À la rentrée scolaire, les goûters occupent une place importante dans le quotidien des enfants. Entre produits industriels et préparations maison, parents et spécialistes argumentent sur les habitudes alimentaires.
À l’heure de la rentrée scolaire, le goûter retrouve une place quotidienne dans l’alimentation des enfants. Sur le chemin de l’école ou dans les établissements scolaires, les produits disponibles dans les boutiques constituent souvent une solution pratique pour les familles. Biscuits, boissons gazeuses, jus de fruits, chips et confiseries figurent parmi les produits les plus accessibles.Pour le docteur Abdoul-Kader Abderemane Bashrahil, médecin spécialisé en endocrinologie, diabétologie et nutrition au Chri de Hombo, le choix des collations mérite toutefois une attention particulière. Il rappelle que l’enfant est en pleine croissance et que ses habitudes alimentaires se construisent dès le plus jeune âge.

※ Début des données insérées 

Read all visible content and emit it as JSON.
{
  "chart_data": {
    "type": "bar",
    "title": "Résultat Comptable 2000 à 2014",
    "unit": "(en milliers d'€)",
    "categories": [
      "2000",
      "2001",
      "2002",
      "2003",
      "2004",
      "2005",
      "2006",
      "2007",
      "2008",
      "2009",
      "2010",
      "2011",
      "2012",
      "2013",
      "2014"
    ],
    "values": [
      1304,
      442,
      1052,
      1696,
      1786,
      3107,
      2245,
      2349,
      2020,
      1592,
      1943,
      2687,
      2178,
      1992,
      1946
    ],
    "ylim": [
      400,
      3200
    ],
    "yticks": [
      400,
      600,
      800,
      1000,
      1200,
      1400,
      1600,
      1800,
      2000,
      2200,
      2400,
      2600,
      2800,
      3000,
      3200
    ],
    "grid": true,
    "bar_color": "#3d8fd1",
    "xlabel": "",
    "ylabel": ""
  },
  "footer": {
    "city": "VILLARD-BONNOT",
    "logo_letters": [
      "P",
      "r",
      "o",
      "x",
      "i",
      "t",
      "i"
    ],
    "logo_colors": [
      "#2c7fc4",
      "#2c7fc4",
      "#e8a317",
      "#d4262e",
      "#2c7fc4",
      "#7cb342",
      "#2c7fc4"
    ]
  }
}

«Un enfant, quel que soit son âge, est en pleine croissance et en plein développement. Il apprend les goûts, il est en plein apprentissage et adaptation dans son environnement», explique-t-il. Selon le spécialiste, les aliments ultra-transformés peuvent être insuffisants au regard des besoins nutritionnels de l’enfant tout en apportant une quantité importante de calories. Une consommation régulière de ces produits pourrait ainsi favoriser une prise de poids excessive et, à plus long terme, certains troubles métaboliques. Le médecin évoque notamment le risque d’obésité et de diabète de type 2.
Lire les étiquettes
Au-delà de leur composition nutritionnelle, ces produits peuvent également influencer les préférences alimentaires. «Ces aliments peuvent entraîner une dépendance au goût sucré et salé, et favoriser des troubles du comportement alimentaire», estime le médecin. Leur consommation répétée pourrait également conduire certains enfants à délaisser des aliments plus adaptés à leur croissance. Pour aider les parents à identifier les produits ultra-transformés, le docteur Abdoul-Kader recommande de consulter attentivement les listes d’ingrédients. «Le fait que l’aliment ne contienne pas des ingrédients utilisés en cuisine doit interpeller les parents», souligne-t-il. Il cite notamment la présence d’ingrédients tels que les protéines hydrolysées, la maltodextrine, l’amidon modifié ou certains arômes.
Les additifs et conservateurs doivent également être pris en compte lors du choix des produits.
Le spécialiste privilégie les goûters préparés à domicile, notamment les fruits, les yaourts nature et les produits laitiers. Il recommande également les aliments riches en protéines, comme les œufs, la viande et le poisson, ainsi que les féculents et autres aliments riches en amidon.
Les jus naturels préparés à la maison peuvent, selon lui, contribuer aux besoins énergétiques des enfants. À l’inverse, il conseille de limiter fortement les sodas, confiseries, chips et viennoiseries industrielles. «Je ne peux pas les interdire puisque nous vivons à l’ère industrielle. Ne pas en faire une habitude aujourd’hui préservera votre enfant de nombreux problèmes pour demain», insiste-t-il.
Des choix différents
Dans les familles, les pratiques varient selon les habitudes et les possibilités. Père de deux enfants, Irchad Abdouroihamane explique qu’il tient compte des goûts de ses enfants tout en fixant certaines limites. «Pour partir à l’école ou en crèche, les enfants réclament les goûters. Ces derniers ne servent pas seulement à leur faire plaisir, mais aussi à les nourrir», témoigne-t-il. Il dit refuser certains produits, notamment des chips et des gelées colorées.
Pour Me Abachia Said Hachim, la solution passe davantage par la préparation des goûters à domicile. Ses enfants sont scolarisés à l’école Walezi de Wani, qui, selon lui, interdit les produits et boissons industriels. La famille avait “déjà privilégié cette approche avant même cette règle scolaire” : son épouse prépare notamment des pizzas, des gâteaux, des pâtes aux saucisses ou encore des chips de banane plantain, accompagnés systématiquement d’eau. Les produits industriels restent exceptionnels. «Les collations industrielles, comme les chips, restent extrêmement rares. Elles ne sont proposées qu’en dernier recours, en cas où il n’y a pas de fait maison», précise-t-il.